How fast Otto can move a crop off the field depends on a number of variables. Some crops are easier than others, and higher yields take more time as well.

Another factor is the number of wagons or trucks available to haul away the crop. Otto said, generally, farmers will have their own, but sometimes he must arrange his schedule so as to not pick more crop than he can carry away.

Otto said one farmer required him to come back about four times in one day because there were not enough wagons.

All of this is part of working with his customers, some of whom he's served since his first year of business. He feels this is why he keeps repeat customers.

"I don't think I have any unhappy customers. If I do, they're still calling back," he said.

When Otto began, he admitted, there were many cards stacked against him. One was the fact that the mammoth machines require a lot of maintenance. That can get pricey, but Otto has avoided that overhead by doing most of the maintenance himself.

However, that can be trying as well. Otto related one anecdote from last year in which he broke a drive shaft at 10 p.m.

Fortunately, Otto works at a machine shop in Hutchinson and was able to repair the shaft. Unfortunately, it took all night, and by 10 a.m. the next morning, he was combining again.

However, Otto recounts the story appreciatively. He counts his blessings because he did not have to wait until Tuesday to get the part from the dealer.

He said, "People count on you ­ you've got to be there."

In general, the 22-year-old Otto is very busy during the fall. He's most likely to be found in the cab of a combine somewhere.

Where he's been can be easily traced by hand-painted signs with his name near fields. These signs can be found all the way from Glencoe to Montrose.

The ingenuity of Otto's service is driven by a need to find supplemental income in the farm economy. Otto feels combining, something he's enjoyed since he was young, was a way to remain attached to that lifestyle.

Otto, a farmer himself, knew that smaller operations did not have the money to purchase the combines. He knew that some farmers were providing the service if they had the time after getting their own crops out of the ground on a part-time basis, so the need was evident.

However, with Otto, his customer's crop's comes first. These customers, as it turns out, are not only farms of 100 to 300 acres, but also larger operations who will call Otto in for help.

Otto is also proud to say that he does it better than most. He has no compunction about saying that he may go a little slower, but that is to ensure that he does a good job. He estimates that he does a 100-acre field in about four hours.

He stays busy with multiple jobs and can spend the majority of any given weekend in the combine. Otto said he only sleeps when it rains. But he adds that if you call him, he can be on your farm in as little as 12 hours.

Otto also received good help from his family.

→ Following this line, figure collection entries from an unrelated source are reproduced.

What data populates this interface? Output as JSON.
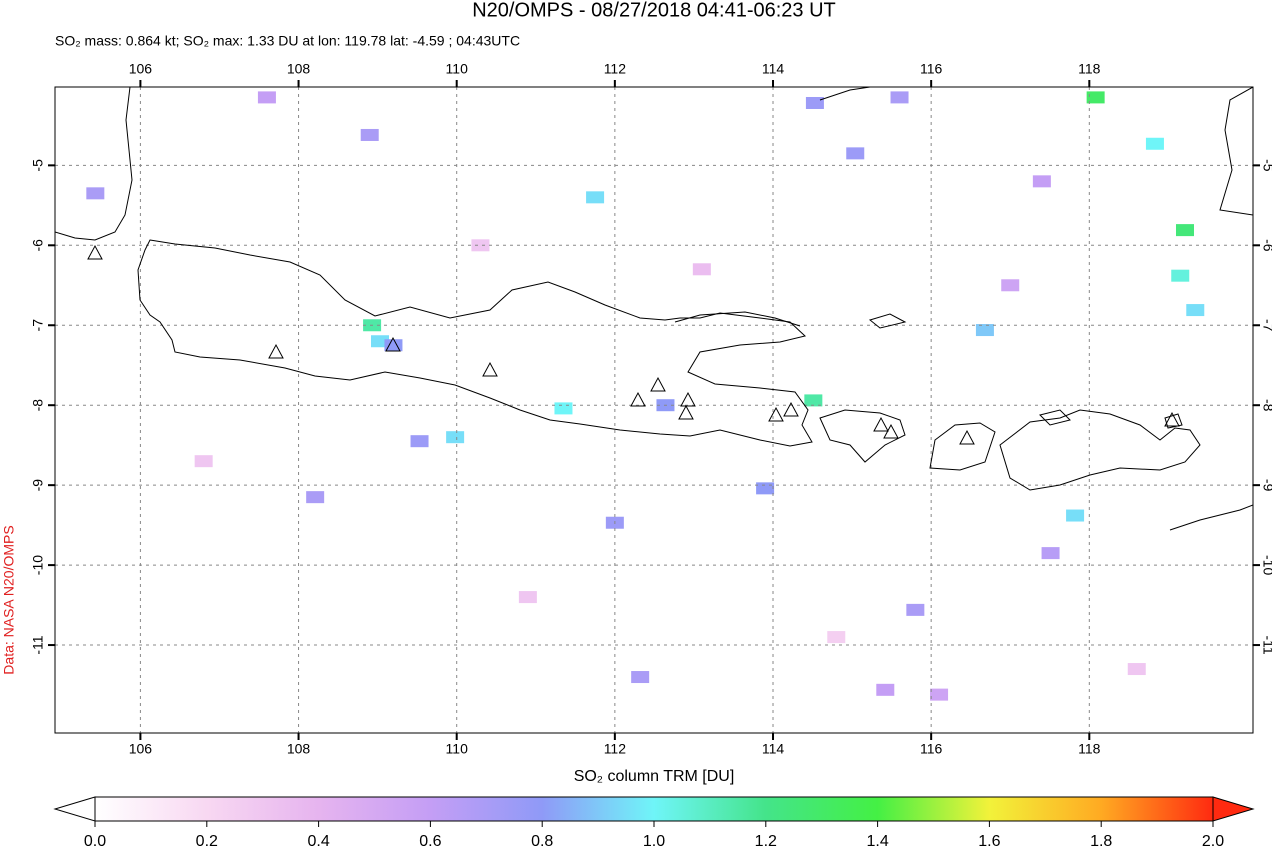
{
  "chart_data": {
    "type": "map",
    "title": "N20/OMPS - 08/27/2018 04:41-06:23 UT",
    "subtitle": "SO₂ mass: 0.864 kt; SO₂ max: 1.33 DU at lon: 119.78 lat: -4.59 ; 04:43UTC",
    "credit": "Data: NASA N20/OMPS",
    "xlim": [
      104.92,
      120.07
    ],
    "ylim": [
      -12.1,
      -4.02
    ],
    "xticks": [
      106,
      108,
      110,
      112,
      114,
      116,
      118
    ],
    "yticks": [
      -5,
      -6,
      -7,
      -8,
      -9,
      -10,
      -11
    ],
    "grid": true,
    "colorbar": {
      "label": "SO₂ column TRM [DU]",
      "lim": [
        0,
        2
      ],
      "ticks": [
        {
          "value": 0,
          "label": "0.0"
        },
        {
          "value": 0.2,
          "label": "0.2"
        },
        {
          "value": 0.4,
          "label": "0.4"
        },
        {
          "value": 0.6,
          "label": "0.6"
        },
        {
          "value": 0.8,
          "label": "0.8"
        },
        {
          "value": 1,
          "label": "1.0"
        },
        {
          "value": 1.2,
          "label": "1.2"
        },
        {
          "value": 1.4,
          "label": "1.4"
        },
        {
          "value": 1.6,
          "label": "1.6"
        },
        {
          "value": 1.8,
          "label": "1.8"
        },
        {
          "value": 2,
          "label": "2.0"
        }
      ],
      "colors": [
        "#ffffff",
        "#f8d8f2",
        "#e6b4ef",
        "#c49ef5",
        "#8f9af7",
        "#6ff5f8",
        "#44e48a",
        "#44f044",
        "#f2f23a",
        "#ffaa22",
        "#ff2a10"
      ]
    },
    "pixels": [
      {
        "lon": 118.08,
        "lat": -4.15,
        "value": 1.3
      },
      {
        "lon": 118.83,
        "lat": -4.73,
        "value": 1.0
      },
      {
        "lon": 119.21,
        "lat": -5.81,
        "value": 1.25
      },
      {
        "lon": 119.15,
        "lat": -6.38,
        "value": 1.05
      },
      {
        "lon": 119.34,
        "lat": -6.81,
        "value": 0.95
      },
      {
        "lon": 116.68,
        "lat": -7.06,
        "value": 0.9
      },
      {
        "lon": 117.82,
        "lat": -9.38,
        "value": 0.95
      },
      {
        "lon": 111.75,
        "lat": -5.4,
        "value": 0.95
      },
      {
        "lon": 108.93,
        "lat": -7.0,
        "value": 1.15
      },
      {
        "lon": 109.03,
        "lat": -7.2,
        "value": 0.95
      },
      {
        "lon": 109.2,
        "lat": -7.25,
        "value": 0.8
      },
      {
        "lon": 109.98,
        "lat": -8.4,
        "value": 0.95
      },
      {
        "lon": 114.51,
        "lat": -7.94,
        "value": 1.15
      },
      {
        "lon": 111.35,
        "lat": -8.04,
        "value": 1.0
      },
      {
        "lon": 112.64,
        "lat": -8.0,
        "value": 0.8
      },
      {
        "lon": 113.9,
        "lat": -9.04,
        "value": 0.8
      },
      {
        "lon": 112.0,
        "lat": -9.47,
        "value": 0.75
      },
      {
        "lon": 115.04,
        "lat": -4.85,
        "value": 0.75
      },
      {
        "lon": 115.6,
        "lat": -4.15,
        "value": 0.7
      },
      {
        "lon": 114.53,
        "lat": -4.22,
        "value": 0.75
      },
      {
        "lon": 117.51,
        "lat": -9.85,
        "value": 0.65
      },
      {
        "lon": 115.8,
        "lat": -10.56,
        "value": 0.7
      },
      {
        "lon": 115.42,
        "lat": -11.56,
        "value": 0.6
      },
      {
        "lon": 116.1,
        "lat": -11.62,
        "value": 0.55
      },
      {
        "lon": 112.32,
        "lat": -11.4,
        "value": 0.7
      },
      {
        "lon": 107.6,
        "lat": -4.15,
        "value": 0.6
      },
      {
        "lon": 108.9,
        "lat": -4.62,
        "value": 0.7
      },
      {
        "lon": 105.43,
        "lat": -5.35,
        "value": 0.7
      },
      {
        "lon": 108.21,
        "lat": -9.15,
        "value": 0.7
      },
      {
        "lon": 109.53,
        "lat": -8.45,
        "value": 0.75
      },
      {
        "lon": 117.4,
        "lat": -5.2,
        "value": 0.6
      },
      {
        "lon": 117.0,
        "lat": -6.5,
        "value": 0.55
      },
      {
        "lon": 110.3,
        "lat": -6.0,
        "value": 0.3
      },
      {
        "lon": 113.1,
        "lat": -6.3,
        "value": 0.35
      },
      {
        "lon": 106.8,
        "lat": -8.7,
        "value": 0.3
      },
      {
        "lon": 110.9,
        "lat": -10.4,
        "value": 0.3
      },
      {
        "lon": 114.8,
        "lat": -10.9,
        "value": 0.25
      },
      {
        "lon": 118.6,
        "lat": -11.3,
        "value": 0.3
      }
    ]
  }
}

Both his brothers, Ryan and Jeremy, are ready to pitch in when needed, as well as his father, Ron. He also gets help from his friend, Garrett Ehrke.

In the future, Otto would like to try some custom square bailing or other custom services. He'd like to start next year, but admits he'll have to see how combining goes.

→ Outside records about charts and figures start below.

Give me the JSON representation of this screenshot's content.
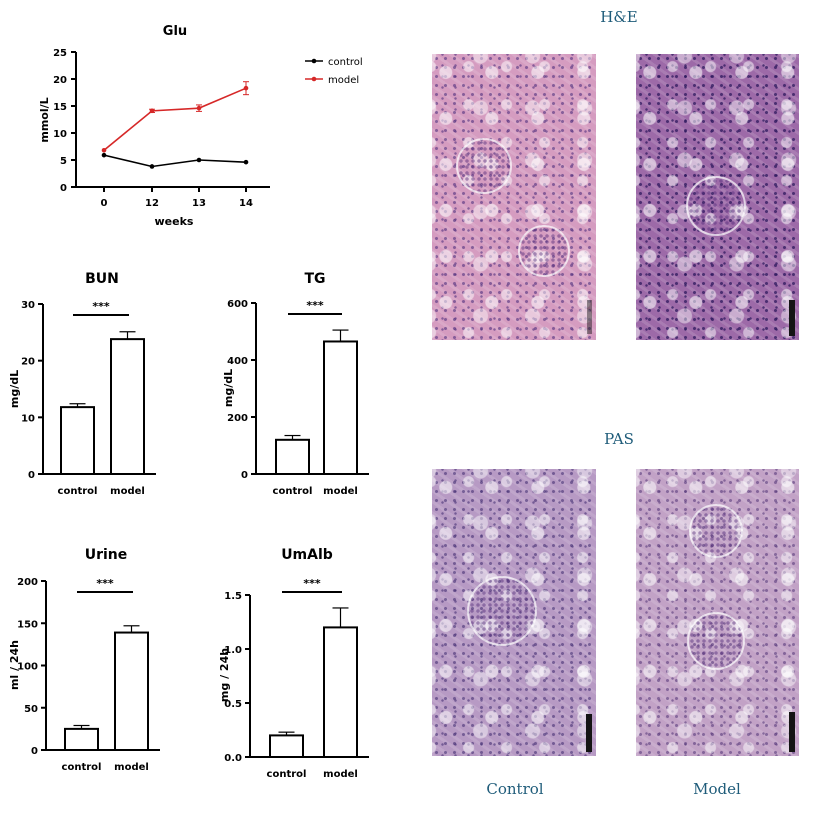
{
  "chart_data": [
    {
      "type": "line",
      "title": "Glu",
      "xlabel": "weeks",
      "ylabel": "mmol/L",
      "x": [
        "0",
        "12",
        "13",
        "14"
      ],
      "ylim": [
        0,
        25
      ],
      "yticks": [
        0,
        5,
        10,
        15,
        20,
        25
      ],
      "legend_position": "top-right",
      "series": [
        {
          "name": "control",
          "color": "#000000",
          "values": [
            5.9,
            3.8,
            5.0,
            4.6
          ],
          "errors": [
            0.2,
            0.2,
            0.2,
            0.2
          ]
        },
        {
          "name": "model",
          "color": "#d62828",
          "values": [
            6.8,
            14.1,
            14.6,
            18.3
          ],
          "errors": [
            0.2,
            0.3,
            0.6,
            1.2
          ]
        }
      ]
    },
    {
      "type": "bar",
      "title": "BUN",
      "ylabel": "mg/dL",
      "categories": [
        "control",
        "model"
      ],
      "values": [
        11.8,
        23.8
      ],
      "errors": [
        0.6,
        1.3
      ],
      "ylim": [
        0,
        30
      ],
      "yticks": [
        0,
        10,
        20,
        30
      ],
      "significance": "***"
    },
    {
      "type": "bar",
      "title": "TG",
      "ylabel": "mg/dL",
      "categories": [
        "control",
        "model"
      ],
      "values": [
        120,
        465
      ],
      "errors": [
        15,
        40
      ],
      "ylim": [
        0,
        600
      ],
      "yticks": [
        0,
        200,
        400,
        600
      ],
      "significance": "***"
    },
    {
      "type": "bar",
      "title": "Urine",
      "ylabel": "ml / 24h",
      "categories": [
        "control",
        "model"
      ],
      "values": [
        25,
        139
      ],
      "errors": [
        4,
        8
      ],
      "ylim": [
        0,
        200
      ],
      "yticks": [
        0,
        50,
        100,
        150,
        200
      ],
      "significance": "***"
    },
    {
      "type": "bar",
      "title": "UmAlb",
      "ylabel": "mg / 24h",
      "categories": [
        "control",
        "model"
      ],
      "values": [
        0.2,
        1.2
      ],
      "errors": [
        0.03,
        0.18
      ],
      "ylim": [
        0,
        1.5
      ],
      "yticks": [
        0,
        0.5,
        1.0,
        1.5
      ],
      "ytick_labels": [
        "0.0",
        "0.5",
        "1.0",
        "1.5"
      ],
      "significance": "***"
    }
  ],
  "histology": {
    "row_labels": [
      "H&E",
      "PAS"
    ],
    "column_labels": [
      "Control",
      "Model"
    ],
    "colors": {
      "he_control": "#d59cc0",
      "he_model": "#9d6aa8",
      "pas_control": "#b79ac4",
      "pas_model": "#c2a2c6",
      "label_color": "#1f5c7a"
    }
  }
}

Until then, this fall should keep Otto busy with jobs. He's hoping for no mechanical problems, but is ready to meet them.

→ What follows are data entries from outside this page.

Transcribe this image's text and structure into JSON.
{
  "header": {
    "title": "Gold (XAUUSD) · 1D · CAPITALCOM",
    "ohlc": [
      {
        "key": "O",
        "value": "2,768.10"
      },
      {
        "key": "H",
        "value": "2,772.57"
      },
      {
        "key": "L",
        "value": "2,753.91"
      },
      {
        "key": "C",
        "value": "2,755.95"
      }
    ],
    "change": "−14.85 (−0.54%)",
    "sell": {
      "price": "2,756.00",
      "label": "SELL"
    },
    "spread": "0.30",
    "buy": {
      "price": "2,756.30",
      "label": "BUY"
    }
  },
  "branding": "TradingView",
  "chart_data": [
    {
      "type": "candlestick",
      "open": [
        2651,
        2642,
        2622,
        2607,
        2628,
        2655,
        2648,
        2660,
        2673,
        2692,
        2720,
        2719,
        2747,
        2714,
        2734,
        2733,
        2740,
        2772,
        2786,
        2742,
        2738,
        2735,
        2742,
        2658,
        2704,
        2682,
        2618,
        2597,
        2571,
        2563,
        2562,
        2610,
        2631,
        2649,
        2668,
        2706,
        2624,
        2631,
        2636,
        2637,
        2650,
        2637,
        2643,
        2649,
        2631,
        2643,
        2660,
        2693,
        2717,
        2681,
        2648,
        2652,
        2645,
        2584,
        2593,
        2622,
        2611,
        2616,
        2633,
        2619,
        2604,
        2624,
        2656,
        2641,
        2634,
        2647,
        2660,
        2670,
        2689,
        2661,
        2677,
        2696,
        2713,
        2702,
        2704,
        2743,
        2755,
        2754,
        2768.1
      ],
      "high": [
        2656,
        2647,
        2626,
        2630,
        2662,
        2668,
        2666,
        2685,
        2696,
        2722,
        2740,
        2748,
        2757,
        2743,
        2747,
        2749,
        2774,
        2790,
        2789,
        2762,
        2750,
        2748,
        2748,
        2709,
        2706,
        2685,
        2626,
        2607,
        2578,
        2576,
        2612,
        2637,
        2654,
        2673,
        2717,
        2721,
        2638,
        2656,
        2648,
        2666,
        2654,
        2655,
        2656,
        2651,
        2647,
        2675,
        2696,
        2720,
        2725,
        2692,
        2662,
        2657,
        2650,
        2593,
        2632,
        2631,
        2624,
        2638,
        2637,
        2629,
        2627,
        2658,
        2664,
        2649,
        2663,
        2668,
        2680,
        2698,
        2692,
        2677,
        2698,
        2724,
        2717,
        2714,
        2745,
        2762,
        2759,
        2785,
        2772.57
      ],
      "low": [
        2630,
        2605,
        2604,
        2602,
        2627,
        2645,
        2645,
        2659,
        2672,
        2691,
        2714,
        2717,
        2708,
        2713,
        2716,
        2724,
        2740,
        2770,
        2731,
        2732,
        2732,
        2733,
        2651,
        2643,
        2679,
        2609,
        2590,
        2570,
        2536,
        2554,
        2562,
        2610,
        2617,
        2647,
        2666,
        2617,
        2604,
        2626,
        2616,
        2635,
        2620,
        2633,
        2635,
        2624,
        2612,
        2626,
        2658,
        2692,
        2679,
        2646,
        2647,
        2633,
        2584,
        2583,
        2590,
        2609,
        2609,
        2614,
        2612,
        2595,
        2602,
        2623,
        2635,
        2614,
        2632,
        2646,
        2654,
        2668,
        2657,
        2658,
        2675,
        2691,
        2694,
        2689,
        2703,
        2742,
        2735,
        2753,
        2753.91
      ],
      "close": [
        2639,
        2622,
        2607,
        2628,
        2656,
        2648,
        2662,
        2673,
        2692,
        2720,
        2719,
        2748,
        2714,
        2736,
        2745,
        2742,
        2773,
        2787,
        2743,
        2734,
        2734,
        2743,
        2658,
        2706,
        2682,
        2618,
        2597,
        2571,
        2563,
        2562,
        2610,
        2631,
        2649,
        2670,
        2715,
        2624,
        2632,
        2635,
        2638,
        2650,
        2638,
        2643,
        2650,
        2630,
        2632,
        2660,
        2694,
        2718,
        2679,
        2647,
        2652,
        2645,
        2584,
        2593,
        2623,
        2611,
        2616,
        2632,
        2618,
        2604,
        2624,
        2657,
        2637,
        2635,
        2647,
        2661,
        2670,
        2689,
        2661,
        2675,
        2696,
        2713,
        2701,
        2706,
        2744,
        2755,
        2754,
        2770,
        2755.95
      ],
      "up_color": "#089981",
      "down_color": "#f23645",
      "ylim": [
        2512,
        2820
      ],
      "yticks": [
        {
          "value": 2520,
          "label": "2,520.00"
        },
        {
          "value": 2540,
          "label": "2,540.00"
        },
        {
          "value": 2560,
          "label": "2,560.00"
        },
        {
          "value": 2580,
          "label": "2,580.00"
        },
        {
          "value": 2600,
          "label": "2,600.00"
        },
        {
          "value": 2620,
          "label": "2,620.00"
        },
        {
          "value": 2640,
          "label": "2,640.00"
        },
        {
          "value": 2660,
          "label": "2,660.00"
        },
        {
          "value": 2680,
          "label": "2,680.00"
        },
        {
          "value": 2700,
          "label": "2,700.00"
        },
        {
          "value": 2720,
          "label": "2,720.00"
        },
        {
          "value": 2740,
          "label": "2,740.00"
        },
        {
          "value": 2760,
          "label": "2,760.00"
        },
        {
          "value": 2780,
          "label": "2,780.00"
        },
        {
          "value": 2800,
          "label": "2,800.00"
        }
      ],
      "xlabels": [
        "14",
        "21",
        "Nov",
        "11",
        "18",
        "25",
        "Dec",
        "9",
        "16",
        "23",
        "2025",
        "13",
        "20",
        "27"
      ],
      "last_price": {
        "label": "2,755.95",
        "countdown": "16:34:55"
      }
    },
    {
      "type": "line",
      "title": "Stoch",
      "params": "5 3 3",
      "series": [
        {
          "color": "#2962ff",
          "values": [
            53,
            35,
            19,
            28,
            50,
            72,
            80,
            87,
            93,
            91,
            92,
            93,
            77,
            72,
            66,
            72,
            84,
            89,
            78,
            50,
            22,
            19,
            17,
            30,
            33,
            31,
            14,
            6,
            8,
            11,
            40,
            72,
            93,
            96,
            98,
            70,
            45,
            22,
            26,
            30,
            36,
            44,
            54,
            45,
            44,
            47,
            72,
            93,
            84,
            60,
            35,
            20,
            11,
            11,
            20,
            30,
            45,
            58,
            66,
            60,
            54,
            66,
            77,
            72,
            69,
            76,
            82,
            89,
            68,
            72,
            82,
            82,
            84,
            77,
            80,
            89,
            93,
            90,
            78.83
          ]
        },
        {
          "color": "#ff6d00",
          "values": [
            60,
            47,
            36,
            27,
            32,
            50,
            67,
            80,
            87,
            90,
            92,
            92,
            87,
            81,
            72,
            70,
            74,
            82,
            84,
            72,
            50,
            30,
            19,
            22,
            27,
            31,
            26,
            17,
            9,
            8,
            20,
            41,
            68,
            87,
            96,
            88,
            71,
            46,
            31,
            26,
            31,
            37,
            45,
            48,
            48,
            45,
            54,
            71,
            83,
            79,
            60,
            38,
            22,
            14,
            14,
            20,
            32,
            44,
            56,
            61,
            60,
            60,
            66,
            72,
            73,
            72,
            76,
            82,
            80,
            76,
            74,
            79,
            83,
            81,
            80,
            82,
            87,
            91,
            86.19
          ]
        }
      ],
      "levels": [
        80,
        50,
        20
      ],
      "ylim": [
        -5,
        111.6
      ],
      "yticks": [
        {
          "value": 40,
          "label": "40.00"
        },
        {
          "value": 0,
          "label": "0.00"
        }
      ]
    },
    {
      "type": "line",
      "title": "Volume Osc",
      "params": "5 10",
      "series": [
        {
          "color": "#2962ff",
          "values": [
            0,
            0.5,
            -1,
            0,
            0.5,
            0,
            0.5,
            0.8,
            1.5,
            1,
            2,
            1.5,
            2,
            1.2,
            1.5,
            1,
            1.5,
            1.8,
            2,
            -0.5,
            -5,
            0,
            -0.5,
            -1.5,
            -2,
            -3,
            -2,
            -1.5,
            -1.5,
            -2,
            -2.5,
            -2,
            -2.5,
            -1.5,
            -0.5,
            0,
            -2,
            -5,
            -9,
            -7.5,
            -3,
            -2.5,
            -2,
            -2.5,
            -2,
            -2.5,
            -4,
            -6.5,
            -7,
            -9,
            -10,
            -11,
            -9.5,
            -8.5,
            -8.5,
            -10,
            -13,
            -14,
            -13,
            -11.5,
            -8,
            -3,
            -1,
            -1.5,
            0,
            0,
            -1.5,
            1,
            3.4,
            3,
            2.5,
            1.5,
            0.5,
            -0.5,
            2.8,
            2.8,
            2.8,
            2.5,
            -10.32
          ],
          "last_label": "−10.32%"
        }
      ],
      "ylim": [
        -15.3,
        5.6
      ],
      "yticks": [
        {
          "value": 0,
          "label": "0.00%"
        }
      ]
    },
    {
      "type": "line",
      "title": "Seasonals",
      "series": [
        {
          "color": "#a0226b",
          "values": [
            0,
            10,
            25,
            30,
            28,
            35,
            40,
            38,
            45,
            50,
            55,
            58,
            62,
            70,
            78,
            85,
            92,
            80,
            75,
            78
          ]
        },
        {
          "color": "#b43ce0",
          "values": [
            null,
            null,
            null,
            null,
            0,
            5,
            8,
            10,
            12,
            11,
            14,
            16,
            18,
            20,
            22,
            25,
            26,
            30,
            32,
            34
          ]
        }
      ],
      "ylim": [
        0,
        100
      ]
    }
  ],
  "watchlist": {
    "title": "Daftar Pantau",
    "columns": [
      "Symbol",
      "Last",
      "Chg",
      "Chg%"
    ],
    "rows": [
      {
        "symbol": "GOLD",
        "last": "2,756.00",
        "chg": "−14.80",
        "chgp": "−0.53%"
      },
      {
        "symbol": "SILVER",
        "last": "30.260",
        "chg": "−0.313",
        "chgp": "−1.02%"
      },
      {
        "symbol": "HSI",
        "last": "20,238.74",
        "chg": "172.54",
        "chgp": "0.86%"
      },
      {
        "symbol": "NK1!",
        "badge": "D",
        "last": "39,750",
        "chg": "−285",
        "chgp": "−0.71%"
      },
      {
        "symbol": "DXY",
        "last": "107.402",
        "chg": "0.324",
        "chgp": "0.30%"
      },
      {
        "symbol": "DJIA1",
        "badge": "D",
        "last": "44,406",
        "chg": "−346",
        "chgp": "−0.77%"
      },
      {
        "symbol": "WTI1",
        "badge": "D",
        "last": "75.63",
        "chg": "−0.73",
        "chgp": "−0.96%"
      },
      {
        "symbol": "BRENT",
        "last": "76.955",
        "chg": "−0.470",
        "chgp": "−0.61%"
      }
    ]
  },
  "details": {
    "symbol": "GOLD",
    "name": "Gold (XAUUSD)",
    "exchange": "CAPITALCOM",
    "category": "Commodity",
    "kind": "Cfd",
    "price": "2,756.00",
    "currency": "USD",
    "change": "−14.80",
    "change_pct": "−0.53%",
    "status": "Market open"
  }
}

He observed that he has become expert in telling when a ball bearing should be replaced.

You'll never hear Otto complain about breakdowns. It comes with the business, whether it's combining, or farming in general. Otto meets the malfunctions with an attitude of happy endurance.

"I like it. When things go good, it's great. When things break down and you've got five people calling you, it gets kind of hectic," he said. "It's a challenge ­ that's what I like. That's what I like more than anything."